I had a cry yesterday and I wasn't sure quite why, but it had something to do with the pain of missing Daren, my brother and my dad. I miss other people but them the most. I think my current situation has stalled some of my worry about other things, no bad thing. VHL isn't really featuring in my life right now - as in it's not my main worry, not my main pain or fear.
I did get annoyed by a friend the other day. He was talking about a woman he admired who had survived cancer, he looked wide eyed and full of awe. I quipped - 'the best people have it' or something like that but he didn't pick up my need for a similar admiration. In fact he looked like I had said something strange. It was ignored but I kept it. It irritated me, not least because I got the feeling that I'm not considered so brave, such a survivor by him and I wanted to be. Later that week while walking and talking with another friend I mentioned it, because I'd been so annoyed by it. She proposed that it was because I hadn't had the cancer everyone sees on TV, I hadn't had what he might consider 'proper' cancer. No hair loss, (obviously we're not counting the hair shaved off for brain surgery) no chemotherapy.

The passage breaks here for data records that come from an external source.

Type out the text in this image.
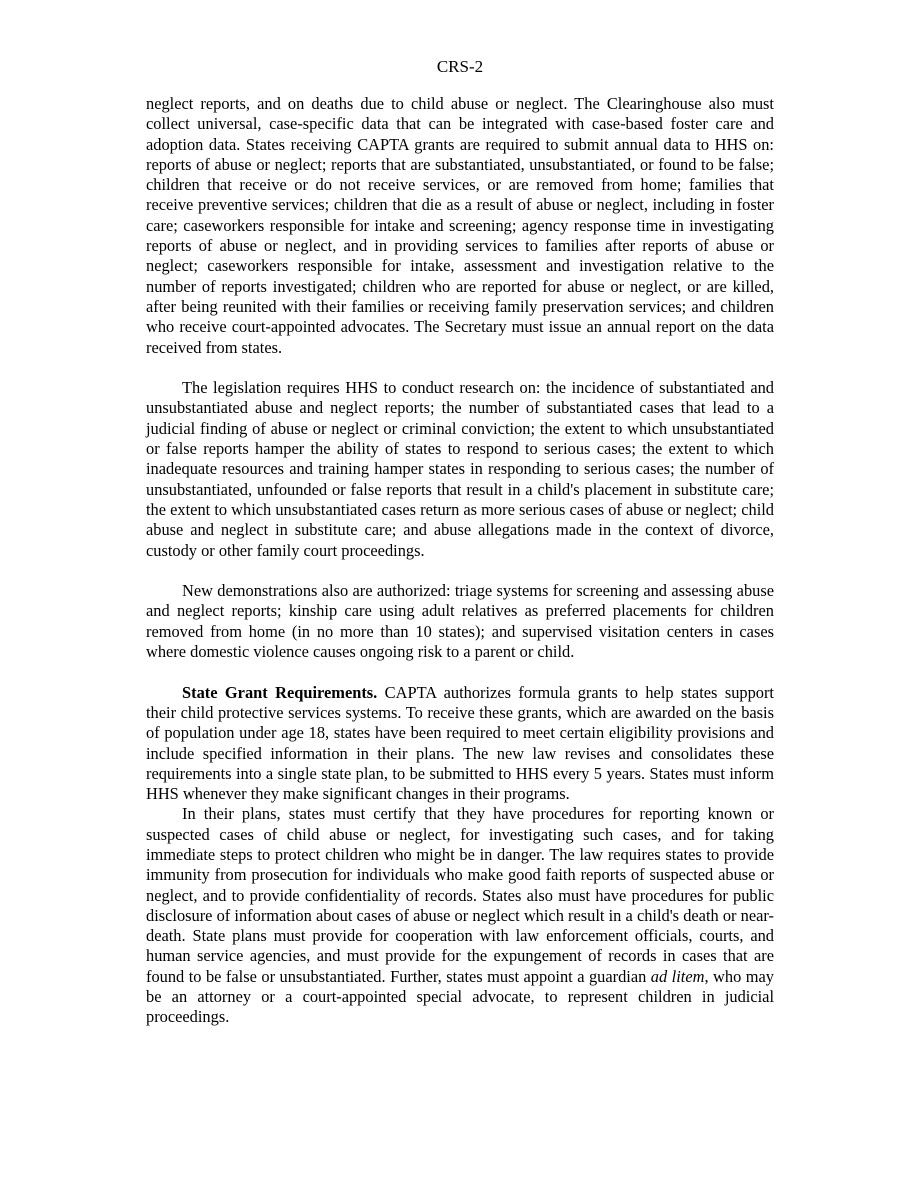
CRS-2

neglect reports, and on deaths due to child abuse or neglect. The Clearinghouse also must collect universal, case-specific data that can be integrated with case-based foster care and adoption data. States receiving CAPTA grants are required to submit annual data to HHS on: reports of abuse or neglect; reports that are substantiated, unsubstantiated, or found to be false; children that receive or do not receive services, or are removed from home; families that receive preventive services; children that die as a result of abuse or neglect, including in foster care; caseworkers responsible for intake and screening; agency response time in investigating reports of abuse or neglect, and in providing services to families after reports of abuse or neglect; caseworkers responsible for intake, assessment and investigation relative to the number of reports investigated; children who are reported for abuse or neglect, or are killed, after being reunited with their families or receiving family preservation services; and children who receive court-appointed advocates. The Secretary must issue an annual report on the data received from states.

The legislation requires HHS to conduct research on: the incidence of substantiated and unsubstantiated abuse and neglect reports; the number of substantiated cases that lead to a judicial finding of abuse or neglect or criminal conviction; the extent to which unsubstantiated or false reports hamper the ability of states to respond to serious cases; the extent to which inadequate resources and training hamper states in responding to serious cases; the number of unsubstantiated, unfounded or false reports that result in a child's placement in substitute care; the extent to which unsubstantiated cases return as more serious cases of abuse or neglect; child abuse and neglect in substitute care; and abuse allegations made in the context of divorce, custody or other family court proceedings.

New demonstrations also are authorized: triage systems for screening and assessing abuse and neglect reports; kinship care using adult relatives as preferred placements for children removed from home (in no more than 10 states); and supervised visitation centers in cases where domestic violence causes ongoing risk to a parent or child.

State Grant Requirements. CAPTA authorizes formula grants to help states support their child protective services systems. To receive these grants, which are awarded on the basis of population under age 18, states have been required to meet certain eligibility provisions and include specified information in their plans. The new law revises and consolidates these requirements into a single state plan, to be submitted to HHS every 5 years. States must inform HHS whenever they make significant changes in their programs.

In their plans, states must certify that they have procedures for reporting known or suspected cases of child abuse or neglect, for investigating such cases, and for taking immediate steps to protect children who might be in danger. The law requires states to provide immunity from prosecution for individuals who make good faith reports of suspected abuse or neglect, and to provide confidentiality of records. States also must have procedures for public disclosure of information about cases of abuse or neglect which result in a child's death or near-death. State plans must provide for cooperation with law enforcement officials, courts, and human service agencies, and must provide for the expungement of records in cases that are found to be false or unsubstantiated. Further, states must appoint a guardian ad litem, who may be an attorney or a court-appointed special advocate, to represent children in judicial proceedings.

I get back to work too - now this other friend knew me when I was off with nasty tumour number 2.
I remained cross and despite the reality that people don't think you're as brave if your not throwing up and looking net to death, then you haven't been through it. Well I have, actually I've been through it more than most, I have had 6 lot of stuff cut out of me. That isn't an easy journey and it isn't nice or easy and I want to scream sometimes when I think of what will happen if I get a tumour that can't be cut out - or if I run out of kidneys. What if I lose the use of parts of my body, like my dad did. I do brave face because it's easier most of the time but I do expect people to see me.